RFT staff writer Aimee Levitt and her cat, Bess, continue their culinary adventure.
A few mornings after Sardine Heaven (For Cats) had been unceremoniously disposed of in the back alley, I awoke to a patented Bess dermatological treatment: thorough exfoliation by her rough little tongue, followed by a facial massage with her front paws. No one has ever complimented me on my glowing complexion, but if they do, I will give all the credit to Bess, who is a firm believer in personal hygiene and spends many of her waking hours on her own meticulous grooming routine, to spectacular effect.
Sometimes a Bess facial is an act of love. Sometimes it is an act of aggression.
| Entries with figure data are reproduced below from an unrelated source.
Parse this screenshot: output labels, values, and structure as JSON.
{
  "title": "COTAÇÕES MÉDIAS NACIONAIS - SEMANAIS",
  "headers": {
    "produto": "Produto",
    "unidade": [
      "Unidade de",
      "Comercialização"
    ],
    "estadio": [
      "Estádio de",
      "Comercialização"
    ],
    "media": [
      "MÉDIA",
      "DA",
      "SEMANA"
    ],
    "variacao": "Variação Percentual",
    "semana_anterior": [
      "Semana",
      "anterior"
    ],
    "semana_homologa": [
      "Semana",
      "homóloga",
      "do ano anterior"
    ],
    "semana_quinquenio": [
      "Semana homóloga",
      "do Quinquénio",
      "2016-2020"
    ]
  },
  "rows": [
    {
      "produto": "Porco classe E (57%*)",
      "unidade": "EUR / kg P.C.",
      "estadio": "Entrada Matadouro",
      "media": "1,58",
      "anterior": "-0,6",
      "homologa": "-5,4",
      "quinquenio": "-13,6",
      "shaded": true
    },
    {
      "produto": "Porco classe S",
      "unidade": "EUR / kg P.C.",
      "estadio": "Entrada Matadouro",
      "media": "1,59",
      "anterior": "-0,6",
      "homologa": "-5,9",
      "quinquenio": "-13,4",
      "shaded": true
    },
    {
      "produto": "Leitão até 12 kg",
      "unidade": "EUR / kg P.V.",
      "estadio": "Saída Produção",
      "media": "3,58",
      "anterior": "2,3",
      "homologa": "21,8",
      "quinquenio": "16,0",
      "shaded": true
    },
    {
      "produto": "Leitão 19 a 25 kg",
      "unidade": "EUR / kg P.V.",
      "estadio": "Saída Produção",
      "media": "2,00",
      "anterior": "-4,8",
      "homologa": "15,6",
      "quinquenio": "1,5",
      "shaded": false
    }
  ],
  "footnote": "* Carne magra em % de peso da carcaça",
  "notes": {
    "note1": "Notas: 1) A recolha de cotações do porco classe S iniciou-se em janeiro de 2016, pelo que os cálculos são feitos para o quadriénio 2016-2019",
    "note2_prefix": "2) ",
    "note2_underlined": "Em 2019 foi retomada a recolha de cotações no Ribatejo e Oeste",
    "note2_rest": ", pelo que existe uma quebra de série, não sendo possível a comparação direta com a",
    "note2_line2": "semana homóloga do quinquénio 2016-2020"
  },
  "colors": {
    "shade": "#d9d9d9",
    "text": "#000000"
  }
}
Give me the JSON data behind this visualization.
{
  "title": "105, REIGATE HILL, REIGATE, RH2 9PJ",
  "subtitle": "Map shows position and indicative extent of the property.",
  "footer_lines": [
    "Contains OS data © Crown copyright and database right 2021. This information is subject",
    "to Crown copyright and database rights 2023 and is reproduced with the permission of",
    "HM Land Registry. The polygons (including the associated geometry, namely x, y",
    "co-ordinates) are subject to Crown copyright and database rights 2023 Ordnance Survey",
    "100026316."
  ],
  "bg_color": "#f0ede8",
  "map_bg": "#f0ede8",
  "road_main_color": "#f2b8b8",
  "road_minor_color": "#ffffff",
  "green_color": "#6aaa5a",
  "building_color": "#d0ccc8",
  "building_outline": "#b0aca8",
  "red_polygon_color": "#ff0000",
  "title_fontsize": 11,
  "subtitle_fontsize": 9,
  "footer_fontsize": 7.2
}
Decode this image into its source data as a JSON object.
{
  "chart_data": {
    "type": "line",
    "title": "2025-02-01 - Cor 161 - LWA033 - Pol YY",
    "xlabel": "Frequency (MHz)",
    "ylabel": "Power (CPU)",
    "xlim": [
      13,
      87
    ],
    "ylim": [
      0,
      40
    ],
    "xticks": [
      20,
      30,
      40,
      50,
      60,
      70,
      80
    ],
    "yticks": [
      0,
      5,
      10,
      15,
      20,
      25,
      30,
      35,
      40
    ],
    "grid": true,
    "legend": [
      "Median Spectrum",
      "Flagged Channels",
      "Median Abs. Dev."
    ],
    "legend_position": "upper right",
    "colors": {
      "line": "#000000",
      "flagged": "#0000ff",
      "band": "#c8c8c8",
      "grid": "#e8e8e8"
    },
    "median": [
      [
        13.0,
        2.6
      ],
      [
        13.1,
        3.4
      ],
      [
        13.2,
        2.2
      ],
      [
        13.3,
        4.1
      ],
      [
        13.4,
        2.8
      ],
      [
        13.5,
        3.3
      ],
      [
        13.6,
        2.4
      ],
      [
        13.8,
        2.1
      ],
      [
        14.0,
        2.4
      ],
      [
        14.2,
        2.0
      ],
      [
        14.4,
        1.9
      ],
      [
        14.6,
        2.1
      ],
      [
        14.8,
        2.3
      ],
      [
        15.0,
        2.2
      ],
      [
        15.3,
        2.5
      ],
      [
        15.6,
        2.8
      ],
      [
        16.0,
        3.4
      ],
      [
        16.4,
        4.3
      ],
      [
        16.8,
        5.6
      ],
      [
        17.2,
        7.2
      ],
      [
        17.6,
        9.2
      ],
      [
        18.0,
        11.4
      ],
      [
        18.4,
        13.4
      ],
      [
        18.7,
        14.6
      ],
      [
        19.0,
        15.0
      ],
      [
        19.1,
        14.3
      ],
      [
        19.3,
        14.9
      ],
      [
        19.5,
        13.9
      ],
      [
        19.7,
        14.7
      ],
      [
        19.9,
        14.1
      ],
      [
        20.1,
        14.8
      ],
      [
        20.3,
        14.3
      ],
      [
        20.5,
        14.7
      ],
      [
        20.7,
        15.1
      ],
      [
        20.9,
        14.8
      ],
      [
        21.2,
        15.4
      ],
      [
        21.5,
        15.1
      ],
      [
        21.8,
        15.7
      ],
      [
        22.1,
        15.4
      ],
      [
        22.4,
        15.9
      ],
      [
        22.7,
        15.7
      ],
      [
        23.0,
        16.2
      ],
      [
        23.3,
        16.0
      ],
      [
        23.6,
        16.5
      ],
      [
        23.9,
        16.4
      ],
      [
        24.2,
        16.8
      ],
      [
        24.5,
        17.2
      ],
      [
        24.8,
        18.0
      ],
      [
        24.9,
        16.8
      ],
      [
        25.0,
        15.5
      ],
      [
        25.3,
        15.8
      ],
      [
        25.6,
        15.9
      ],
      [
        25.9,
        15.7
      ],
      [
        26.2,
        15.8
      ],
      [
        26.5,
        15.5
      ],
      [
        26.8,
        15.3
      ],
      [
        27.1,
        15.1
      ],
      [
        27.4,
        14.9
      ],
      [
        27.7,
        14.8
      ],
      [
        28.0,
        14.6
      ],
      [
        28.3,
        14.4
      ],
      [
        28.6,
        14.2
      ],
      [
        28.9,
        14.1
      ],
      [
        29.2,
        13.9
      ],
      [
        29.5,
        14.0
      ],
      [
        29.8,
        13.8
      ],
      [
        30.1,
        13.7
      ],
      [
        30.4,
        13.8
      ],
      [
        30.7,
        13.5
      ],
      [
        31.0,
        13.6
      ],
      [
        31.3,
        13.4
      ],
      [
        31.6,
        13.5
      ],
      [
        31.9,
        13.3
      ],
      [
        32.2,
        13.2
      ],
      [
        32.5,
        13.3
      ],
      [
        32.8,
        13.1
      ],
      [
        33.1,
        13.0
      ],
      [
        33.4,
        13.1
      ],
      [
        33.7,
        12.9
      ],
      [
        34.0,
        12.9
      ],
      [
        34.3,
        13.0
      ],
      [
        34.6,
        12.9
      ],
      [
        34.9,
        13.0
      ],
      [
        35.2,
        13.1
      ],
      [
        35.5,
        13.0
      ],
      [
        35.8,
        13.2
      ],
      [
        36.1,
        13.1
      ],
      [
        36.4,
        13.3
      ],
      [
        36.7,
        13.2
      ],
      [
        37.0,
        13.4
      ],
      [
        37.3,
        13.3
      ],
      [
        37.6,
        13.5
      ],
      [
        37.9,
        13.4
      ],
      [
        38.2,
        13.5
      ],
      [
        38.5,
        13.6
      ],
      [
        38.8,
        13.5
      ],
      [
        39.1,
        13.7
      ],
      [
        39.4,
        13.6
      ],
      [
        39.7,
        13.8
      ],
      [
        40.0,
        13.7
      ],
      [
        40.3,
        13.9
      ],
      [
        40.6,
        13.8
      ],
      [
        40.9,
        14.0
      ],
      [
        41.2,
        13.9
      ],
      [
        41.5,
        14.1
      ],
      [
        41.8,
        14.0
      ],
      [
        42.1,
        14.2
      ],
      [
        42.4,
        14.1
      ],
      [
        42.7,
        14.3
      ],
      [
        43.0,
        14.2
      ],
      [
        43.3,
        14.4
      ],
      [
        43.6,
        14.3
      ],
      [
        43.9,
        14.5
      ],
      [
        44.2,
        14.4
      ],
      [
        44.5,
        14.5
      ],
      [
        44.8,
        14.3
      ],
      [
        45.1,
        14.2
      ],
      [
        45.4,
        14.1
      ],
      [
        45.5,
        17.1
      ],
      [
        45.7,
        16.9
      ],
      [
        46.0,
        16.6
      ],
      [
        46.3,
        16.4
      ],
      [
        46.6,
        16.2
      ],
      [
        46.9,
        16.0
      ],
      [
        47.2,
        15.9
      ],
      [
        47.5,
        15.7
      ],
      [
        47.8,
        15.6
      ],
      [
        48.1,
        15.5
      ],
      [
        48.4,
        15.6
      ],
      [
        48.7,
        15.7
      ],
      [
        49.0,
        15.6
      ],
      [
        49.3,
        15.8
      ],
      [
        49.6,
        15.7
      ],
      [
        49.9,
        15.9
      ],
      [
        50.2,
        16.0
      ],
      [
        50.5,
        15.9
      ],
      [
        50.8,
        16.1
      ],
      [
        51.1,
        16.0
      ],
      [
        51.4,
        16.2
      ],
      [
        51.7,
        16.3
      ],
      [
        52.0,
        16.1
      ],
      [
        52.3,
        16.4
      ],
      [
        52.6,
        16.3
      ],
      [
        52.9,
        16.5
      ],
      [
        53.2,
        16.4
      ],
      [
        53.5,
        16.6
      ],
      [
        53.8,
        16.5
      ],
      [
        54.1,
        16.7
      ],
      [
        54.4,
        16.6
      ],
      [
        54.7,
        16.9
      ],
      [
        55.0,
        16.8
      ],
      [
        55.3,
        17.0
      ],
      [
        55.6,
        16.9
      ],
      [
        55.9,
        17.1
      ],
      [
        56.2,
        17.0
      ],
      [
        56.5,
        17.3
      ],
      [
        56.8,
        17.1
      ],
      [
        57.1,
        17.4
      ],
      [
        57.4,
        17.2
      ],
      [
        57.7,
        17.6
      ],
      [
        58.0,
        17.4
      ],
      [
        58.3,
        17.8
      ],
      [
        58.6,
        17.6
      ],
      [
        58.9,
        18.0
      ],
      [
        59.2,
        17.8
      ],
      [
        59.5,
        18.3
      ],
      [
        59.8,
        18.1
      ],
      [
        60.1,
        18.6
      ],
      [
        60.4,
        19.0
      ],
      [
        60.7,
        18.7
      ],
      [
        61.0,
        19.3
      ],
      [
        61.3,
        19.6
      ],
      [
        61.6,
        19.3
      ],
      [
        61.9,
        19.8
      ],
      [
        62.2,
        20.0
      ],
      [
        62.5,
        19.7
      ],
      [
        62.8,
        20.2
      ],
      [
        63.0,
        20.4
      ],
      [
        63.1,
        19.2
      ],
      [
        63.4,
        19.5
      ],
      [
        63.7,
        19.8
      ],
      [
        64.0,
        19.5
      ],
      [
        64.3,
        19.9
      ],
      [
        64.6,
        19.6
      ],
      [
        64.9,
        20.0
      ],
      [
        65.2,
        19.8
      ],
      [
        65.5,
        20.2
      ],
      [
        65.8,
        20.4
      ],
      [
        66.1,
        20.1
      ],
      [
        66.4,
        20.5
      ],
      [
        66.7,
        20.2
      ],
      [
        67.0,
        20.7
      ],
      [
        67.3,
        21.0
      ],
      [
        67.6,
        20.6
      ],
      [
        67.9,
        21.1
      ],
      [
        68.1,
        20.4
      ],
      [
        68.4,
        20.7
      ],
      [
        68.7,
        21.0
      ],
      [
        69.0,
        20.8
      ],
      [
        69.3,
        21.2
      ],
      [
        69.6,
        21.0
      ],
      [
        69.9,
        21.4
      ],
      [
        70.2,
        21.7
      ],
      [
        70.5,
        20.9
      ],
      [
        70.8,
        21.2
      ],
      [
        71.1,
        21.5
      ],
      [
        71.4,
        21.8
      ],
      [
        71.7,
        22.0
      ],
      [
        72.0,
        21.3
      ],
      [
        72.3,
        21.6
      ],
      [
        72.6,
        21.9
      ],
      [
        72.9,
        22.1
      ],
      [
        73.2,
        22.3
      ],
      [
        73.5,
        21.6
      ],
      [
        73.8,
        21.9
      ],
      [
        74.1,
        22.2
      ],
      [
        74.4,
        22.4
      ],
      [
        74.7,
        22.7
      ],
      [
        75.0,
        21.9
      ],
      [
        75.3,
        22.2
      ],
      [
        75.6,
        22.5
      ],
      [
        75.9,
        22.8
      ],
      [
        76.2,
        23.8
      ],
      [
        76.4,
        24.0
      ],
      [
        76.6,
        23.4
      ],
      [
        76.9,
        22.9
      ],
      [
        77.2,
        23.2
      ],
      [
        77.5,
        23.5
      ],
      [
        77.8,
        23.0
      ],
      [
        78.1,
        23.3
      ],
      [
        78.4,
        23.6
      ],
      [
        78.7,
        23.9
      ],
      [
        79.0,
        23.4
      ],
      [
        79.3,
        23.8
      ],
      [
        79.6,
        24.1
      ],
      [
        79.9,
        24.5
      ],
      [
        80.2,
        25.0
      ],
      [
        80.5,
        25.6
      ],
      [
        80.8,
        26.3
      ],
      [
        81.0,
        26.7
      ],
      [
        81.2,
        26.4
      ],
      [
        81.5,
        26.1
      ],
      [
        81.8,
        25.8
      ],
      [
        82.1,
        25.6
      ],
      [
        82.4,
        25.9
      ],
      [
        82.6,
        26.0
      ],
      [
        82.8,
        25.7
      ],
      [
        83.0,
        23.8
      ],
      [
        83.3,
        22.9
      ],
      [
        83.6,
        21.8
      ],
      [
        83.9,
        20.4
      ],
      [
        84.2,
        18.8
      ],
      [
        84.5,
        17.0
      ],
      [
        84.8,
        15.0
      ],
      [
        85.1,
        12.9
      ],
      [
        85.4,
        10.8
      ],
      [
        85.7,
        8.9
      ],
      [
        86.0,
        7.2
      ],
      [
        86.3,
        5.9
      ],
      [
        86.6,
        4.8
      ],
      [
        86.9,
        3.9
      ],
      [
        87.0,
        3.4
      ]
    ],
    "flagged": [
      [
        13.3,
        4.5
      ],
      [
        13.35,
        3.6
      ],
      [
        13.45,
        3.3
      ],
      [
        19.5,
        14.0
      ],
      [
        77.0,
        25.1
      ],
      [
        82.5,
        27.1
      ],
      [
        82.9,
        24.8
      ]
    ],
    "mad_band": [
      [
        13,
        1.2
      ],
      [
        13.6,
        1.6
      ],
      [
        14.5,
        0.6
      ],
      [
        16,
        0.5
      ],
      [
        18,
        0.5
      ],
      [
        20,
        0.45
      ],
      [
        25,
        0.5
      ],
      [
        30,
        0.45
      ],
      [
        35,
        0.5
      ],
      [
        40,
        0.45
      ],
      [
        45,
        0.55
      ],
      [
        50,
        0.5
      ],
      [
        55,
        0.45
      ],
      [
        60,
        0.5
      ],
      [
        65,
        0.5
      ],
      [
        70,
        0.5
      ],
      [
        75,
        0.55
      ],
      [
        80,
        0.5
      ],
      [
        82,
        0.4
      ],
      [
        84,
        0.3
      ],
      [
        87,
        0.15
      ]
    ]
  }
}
This one, I judged, was not retribution for the Sardine Heaven debacle, but a way to get me to stop pressing the snooze button. Still, as my brain unfogged, the guilt came flooding back.
"I never should have fed you anything I wouldn't eat myself," I had told her remorsefully as I scraped the remains of Sardine Heaven into the trash.
Round Two, after the jump...
(This was, of course, ignoring the nine years of kibbles, but we had agreed to let bygones be bygones.)
Unlike some of my RFT colleagues, I do not have an adventurous palate. I returned to the well of cat cuisine with a much more discerning eye and discovered something billed as Kitty Breakfast, but which bore a suspicious resemblance to scrambled eggs.
"Are you ready to broaden your culinary horizons, sweetheart?" I asked her now. Bess licked my face twice, gently, which I took for confirmation.
What with one thing and another (like work and nap schedules), we did not actually get into the kitchen until approximately eight o'clock that night. The recipe was simple enough: eggs, milk, butter and an unspecified cheese.
From time to time, Bess and I remember to be cheese connoisseurs. She is partial to the sauce on Kraft Macaroni & Cheese, though she has also been known to take a few nibbles of the gouda I sometimes bring home from Whole Foods when I am feeling expansive. Alas, I had neither on hand, though a few other members of the Kraft family were represented in our cheese drawer: Mexican Blend, Parmesan and American Singles. I laid all three on the kitchen floor and urged Bess to choose.
Immediately, she nosed the canister of Parmesan. "Excellent choice!" I said. Bess favored me with a scornful glance from her incomparable green eyes and sauntered away.
She was far less interested in the preparations of her meal this time around. At one point, she even left the room to go sit on her favorite windowsill. I had to call her back into the kitchen when dinner was ready.
I thought the Kitty Breakfast was pretty good. The Parmesan, especially, was an inspired touch: its salty flavor contrasted nicely with the blandness of the eggs. But Bess hung back. Had all my lectures about the fine distinctions between people food and Bess food actually sunk in?
"You've got to try this!" I enthused.
Tentatively, Bess approached the plate of eggs and took a delicate bite. She licked her chops, but after the Sardine Heaven debacle, I had begun to suspect that this was not necessarily a sign of satisfaction, but merely a way to get the food out of her mouth.
I retreated to another corner of the apartment so she could eat in privacy. A few hours later, I heard the telltale jingle of her ID tag against the edge of the bowl. Was she eating? I hurried over to investigate. It looked like she had taken a tiny nibble. The sight of that tiny bit of missing egg filled me with unspeakable delight. I cut up the remaining eggs into bite-sized pieces and left her to it.
The next morning, the eggs appeared untouched. And there was Bess, resolutely diving back into her kibbles. I wished she had let me know sooner. Those eggs were pretty darned tasty.